When he woke his stunted legs were stiff as iron. Illyrio was eating olives. “Where are we?” Tyrion asked him.
“We have not yet left the Flatlands, my hasty friend. Soon our road shall pass into the Velvet Hills. There we begin our climb toward Ghoyan Drohe, upon the Little Rhoyne.”
Ghoyan Drohe had been a Rhoynar city, until the dragons of Valyria had reduced it to a smoldering desolation. I am traveling through years as well as leagues, Tyrion reflected, back through history to the days when dragons ruled the earth.

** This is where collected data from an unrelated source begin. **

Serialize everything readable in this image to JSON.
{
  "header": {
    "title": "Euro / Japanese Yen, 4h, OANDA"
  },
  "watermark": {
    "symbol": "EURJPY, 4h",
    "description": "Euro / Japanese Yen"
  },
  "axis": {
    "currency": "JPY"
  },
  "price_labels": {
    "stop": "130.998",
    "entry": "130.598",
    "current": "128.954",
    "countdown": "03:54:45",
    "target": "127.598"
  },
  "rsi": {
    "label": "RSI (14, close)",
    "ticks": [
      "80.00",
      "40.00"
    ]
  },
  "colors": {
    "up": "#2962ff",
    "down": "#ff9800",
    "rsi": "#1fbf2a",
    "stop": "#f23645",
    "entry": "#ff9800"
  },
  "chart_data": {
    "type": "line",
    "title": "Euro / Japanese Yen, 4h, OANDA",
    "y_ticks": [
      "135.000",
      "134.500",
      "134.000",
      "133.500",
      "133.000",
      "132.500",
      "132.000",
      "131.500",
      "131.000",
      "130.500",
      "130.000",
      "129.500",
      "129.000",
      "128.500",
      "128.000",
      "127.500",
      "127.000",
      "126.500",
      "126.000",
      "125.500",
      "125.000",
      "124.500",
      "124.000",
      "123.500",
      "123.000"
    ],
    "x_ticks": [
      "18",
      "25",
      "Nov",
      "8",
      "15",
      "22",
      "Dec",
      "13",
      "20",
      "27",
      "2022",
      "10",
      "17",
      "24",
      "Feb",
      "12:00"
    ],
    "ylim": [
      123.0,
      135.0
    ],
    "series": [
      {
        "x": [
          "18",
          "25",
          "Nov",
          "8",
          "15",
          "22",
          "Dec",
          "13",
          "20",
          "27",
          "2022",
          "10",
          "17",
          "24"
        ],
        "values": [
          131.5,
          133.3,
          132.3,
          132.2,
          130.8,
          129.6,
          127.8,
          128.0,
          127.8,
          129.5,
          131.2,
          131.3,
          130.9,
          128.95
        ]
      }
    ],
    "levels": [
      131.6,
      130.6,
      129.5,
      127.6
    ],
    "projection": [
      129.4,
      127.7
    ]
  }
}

Tyrion slept and woke and slept again, and day and night seemed not to matter. The Velvet Hills proved a disappointment. “Half the whores in Lannisport have breasts bigger than these hills,” he told Illyrio. “You ought to call them the Velvet Teats.” They saw a circle of standing stones that Illyrio claimed had been raised by giants, and later a deep lake. “Here lived a den of robbers who preyed on all who passed this way,” Illyrio said. “It is said they still dwell beneath the water. Those who fish the lake are pulled under and devoured.” The next evening they came upon a huge Valyrian sphinx crouched beside the road. It had a dragon’s body and a woman’s face.
“A dragon queen,” said Tyrion. “A pleasant omen.”
“Her king is missing.” Illyrio pointed out the smooth stone plinth on which the second sphinx once stood, now grown over with moss and flowering vines. “The horselords built wooden wheels beneath him and dragged him back to Vaes Dothrak.”
That is an omen too, thought Tyrion, but not as hopeful.
That night, drunker than usual, he broke into sudden song.